What is your one-year financial plan?
The 'Year-Long Plot,' as Hamm calls it, is a detailed financial plan, week by week, of how you’ll move from where you’re at right now to the financial goal you want to achieve in one year.
Ann Hermes/Staff
Where do you want to be a year from now?
Would you like to have some debts paid off? Maybe you dream of having finished an art project or a major home improvement project. Perhaps you dream of having a social circle to participate in.
We all have things we’d love to accomplish, things that are a bit more real than a daydream but still far away from reality. I certainly have a long list of those things.
Lately, I’ve been trying a new approach for these types of dreams and I’ve found that it works out really well, at least for me. In fact, I’ve had enough success with it that I feel like sharing it with you.
I call it “The Year-Long Plot.” It’s pretty straightforward. All you do is plot out a detailed plan, week by week, of how you’ll move from where you’re at right now to the goal you want to achieve in one year.
Let’s say you want to pay off a $5,000 debt in the next year. The route to get there involves coming up with $100 a week, which will add up to $5,200 over the course of a year.

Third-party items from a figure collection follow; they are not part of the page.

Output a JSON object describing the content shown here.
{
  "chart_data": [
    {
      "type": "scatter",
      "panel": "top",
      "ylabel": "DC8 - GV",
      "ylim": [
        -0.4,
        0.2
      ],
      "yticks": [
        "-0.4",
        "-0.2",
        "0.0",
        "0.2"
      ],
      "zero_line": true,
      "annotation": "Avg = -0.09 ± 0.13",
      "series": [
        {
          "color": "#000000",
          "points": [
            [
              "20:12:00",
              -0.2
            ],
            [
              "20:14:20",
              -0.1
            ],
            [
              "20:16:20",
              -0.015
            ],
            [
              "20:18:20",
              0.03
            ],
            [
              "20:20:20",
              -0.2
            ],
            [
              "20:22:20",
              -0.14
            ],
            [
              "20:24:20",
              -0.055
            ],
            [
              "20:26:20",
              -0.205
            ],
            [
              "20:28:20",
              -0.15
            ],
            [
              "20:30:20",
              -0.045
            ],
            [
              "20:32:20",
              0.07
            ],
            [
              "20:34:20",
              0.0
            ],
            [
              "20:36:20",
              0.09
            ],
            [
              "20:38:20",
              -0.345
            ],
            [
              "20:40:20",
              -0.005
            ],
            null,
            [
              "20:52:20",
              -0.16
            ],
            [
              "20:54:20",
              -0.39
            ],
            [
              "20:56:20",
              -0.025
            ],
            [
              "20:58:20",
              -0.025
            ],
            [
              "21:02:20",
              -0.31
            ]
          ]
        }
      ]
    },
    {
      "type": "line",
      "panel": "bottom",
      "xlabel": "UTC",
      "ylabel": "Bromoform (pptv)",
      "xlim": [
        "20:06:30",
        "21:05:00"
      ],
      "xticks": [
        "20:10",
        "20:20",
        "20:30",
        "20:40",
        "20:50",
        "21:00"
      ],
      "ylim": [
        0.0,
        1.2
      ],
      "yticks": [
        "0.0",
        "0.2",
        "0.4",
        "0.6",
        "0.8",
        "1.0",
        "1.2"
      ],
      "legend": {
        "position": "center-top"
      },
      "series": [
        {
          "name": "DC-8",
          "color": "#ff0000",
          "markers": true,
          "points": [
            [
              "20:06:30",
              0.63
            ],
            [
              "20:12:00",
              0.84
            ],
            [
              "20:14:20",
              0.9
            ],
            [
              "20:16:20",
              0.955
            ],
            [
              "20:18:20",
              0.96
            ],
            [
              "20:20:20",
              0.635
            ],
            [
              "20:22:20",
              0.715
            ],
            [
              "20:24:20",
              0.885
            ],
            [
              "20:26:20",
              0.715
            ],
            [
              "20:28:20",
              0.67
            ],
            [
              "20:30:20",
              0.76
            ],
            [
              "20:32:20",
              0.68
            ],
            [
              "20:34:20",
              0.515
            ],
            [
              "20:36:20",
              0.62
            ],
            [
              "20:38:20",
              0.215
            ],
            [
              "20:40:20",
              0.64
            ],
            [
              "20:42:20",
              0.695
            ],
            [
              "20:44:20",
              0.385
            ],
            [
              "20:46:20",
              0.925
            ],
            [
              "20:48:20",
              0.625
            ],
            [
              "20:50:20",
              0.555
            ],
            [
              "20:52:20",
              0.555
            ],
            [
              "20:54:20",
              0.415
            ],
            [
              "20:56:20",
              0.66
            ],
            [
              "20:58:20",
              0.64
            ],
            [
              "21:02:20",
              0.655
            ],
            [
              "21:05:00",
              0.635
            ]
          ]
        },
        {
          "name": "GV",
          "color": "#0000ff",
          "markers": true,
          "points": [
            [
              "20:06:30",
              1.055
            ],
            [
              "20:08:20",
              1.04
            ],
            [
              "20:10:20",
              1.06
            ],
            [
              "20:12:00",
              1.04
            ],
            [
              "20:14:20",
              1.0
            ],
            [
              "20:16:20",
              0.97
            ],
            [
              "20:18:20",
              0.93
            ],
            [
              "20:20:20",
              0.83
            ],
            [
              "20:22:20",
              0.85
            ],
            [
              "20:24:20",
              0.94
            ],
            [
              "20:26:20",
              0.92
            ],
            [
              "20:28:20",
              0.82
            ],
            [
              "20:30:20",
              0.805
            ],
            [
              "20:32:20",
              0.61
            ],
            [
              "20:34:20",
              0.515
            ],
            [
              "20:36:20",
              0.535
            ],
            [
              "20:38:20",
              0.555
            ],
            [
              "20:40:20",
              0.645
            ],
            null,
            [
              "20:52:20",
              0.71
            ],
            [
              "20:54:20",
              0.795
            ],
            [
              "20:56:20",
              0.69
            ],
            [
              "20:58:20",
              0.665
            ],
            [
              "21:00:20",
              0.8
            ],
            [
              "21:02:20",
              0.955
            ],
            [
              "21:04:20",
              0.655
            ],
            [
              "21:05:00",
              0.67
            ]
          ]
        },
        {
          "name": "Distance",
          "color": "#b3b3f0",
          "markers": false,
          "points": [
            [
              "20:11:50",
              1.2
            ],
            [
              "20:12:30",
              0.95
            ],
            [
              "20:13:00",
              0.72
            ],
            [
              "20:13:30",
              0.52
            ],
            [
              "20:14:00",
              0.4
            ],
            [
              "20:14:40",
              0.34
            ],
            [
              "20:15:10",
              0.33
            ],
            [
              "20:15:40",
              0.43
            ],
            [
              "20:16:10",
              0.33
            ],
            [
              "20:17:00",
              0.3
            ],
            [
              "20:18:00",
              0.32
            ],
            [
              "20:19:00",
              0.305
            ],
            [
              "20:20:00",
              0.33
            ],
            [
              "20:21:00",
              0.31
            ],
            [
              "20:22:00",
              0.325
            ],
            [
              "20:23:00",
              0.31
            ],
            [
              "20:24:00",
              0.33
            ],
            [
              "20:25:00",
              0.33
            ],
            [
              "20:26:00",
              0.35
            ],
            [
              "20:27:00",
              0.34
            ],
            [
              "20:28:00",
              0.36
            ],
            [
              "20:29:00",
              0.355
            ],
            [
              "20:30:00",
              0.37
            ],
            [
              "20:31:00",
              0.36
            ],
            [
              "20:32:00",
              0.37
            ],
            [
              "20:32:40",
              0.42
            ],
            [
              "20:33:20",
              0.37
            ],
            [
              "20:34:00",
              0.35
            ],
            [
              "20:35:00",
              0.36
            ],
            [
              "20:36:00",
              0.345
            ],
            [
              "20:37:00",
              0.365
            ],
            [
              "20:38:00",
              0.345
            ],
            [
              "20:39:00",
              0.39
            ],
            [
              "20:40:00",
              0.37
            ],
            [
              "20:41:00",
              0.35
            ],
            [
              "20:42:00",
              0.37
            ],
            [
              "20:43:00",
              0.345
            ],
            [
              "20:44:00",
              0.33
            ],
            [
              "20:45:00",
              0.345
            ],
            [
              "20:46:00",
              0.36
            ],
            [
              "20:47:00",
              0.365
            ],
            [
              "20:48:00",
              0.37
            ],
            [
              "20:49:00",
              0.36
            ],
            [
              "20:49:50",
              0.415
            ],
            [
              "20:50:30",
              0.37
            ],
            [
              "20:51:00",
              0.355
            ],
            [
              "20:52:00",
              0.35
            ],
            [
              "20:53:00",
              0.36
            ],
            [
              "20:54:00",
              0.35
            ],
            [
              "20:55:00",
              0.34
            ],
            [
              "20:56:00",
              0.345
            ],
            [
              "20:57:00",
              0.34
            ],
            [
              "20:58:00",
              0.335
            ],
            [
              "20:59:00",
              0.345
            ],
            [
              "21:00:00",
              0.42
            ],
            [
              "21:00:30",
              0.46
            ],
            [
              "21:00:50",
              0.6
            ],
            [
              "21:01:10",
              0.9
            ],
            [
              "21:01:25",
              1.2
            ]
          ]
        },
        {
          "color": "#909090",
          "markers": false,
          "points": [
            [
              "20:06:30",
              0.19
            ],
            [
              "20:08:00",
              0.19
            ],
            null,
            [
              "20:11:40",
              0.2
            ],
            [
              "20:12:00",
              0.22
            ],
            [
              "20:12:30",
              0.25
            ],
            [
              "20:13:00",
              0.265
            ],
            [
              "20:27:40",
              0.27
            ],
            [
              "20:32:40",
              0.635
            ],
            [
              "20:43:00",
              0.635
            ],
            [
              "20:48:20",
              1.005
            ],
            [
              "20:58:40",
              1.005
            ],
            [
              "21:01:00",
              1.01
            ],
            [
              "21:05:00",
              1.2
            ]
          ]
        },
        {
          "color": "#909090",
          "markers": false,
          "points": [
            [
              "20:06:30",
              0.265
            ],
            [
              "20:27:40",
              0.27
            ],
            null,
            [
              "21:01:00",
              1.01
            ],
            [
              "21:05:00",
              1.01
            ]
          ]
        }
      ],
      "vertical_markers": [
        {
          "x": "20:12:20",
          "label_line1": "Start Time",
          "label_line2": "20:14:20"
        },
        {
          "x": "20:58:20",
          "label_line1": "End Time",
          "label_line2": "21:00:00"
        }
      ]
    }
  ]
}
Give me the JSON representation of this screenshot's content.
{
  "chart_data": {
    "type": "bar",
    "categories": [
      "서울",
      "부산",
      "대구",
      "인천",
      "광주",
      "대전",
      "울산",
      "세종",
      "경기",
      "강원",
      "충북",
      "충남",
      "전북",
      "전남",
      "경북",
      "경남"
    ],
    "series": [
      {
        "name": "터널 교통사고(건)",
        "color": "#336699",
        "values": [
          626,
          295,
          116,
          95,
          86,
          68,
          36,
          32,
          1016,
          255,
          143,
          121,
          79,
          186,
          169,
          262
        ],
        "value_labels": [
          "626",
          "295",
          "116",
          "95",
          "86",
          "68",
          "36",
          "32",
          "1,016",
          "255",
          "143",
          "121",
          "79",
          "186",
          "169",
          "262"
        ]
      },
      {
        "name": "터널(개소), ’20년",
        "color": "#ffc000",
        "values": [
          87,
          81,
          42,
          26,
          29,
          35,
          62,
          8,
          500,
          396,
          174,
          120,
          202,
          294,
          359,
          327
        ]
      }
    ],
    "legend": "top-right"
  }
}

So, you make that your weekly goal. “This week, I’m going to scrounge together $100 and use it as an extra debt payment at the end of the month.”
How will you do it? All you really have to worry about is that week. If you carry forward with your goal of coming up with that $100 in that week, and you just repeat that goal over and over and over again, you’re going to pay off that big debt in its entirety.
The entire process becomes a simple goal you can achieve in one week.
The focus then becomes how to pull off that week-long goal. Nothing else matters but that week-long goal. Your mission is solely to figure out how to save $100 through your actions this week. You can eat cheap. You can skip some entertainment. You can figure out some longer-term savings so that the $100 is easier to come by in future weeks. It’s all about this week and what you can accomplish during it.
Let’s look at another example. Let’s say you want to write a novel of a length around 200,000 words. If you write 5,000 words a week, you’ll have that first draft done in forty weeks.
So, let’s start with that goal. Your goal, each and every week, is to get 5,000 words down in your first draft. That’s your sole goal. You can spend the first week or two making an outline, and then spend the last several weeks editing and revising that first draft.
You can make very specific and detailed plans, too. Have you dreamed of refinishing your kitchen? Get a home improvement book, learn about the process, and start building a one-year timeline with specific plans for each week (with a few weeks of breathing room, of course). Have you wanted to read some of the great books of literature? Pick out twelve of them and develop a one-year reading plan for them.
The whole goal is to break it down into something you can do this week. When it’s a small goal to achieve in a week, it’s far more achievable than a giant goal that looms too large to ever give it a shot.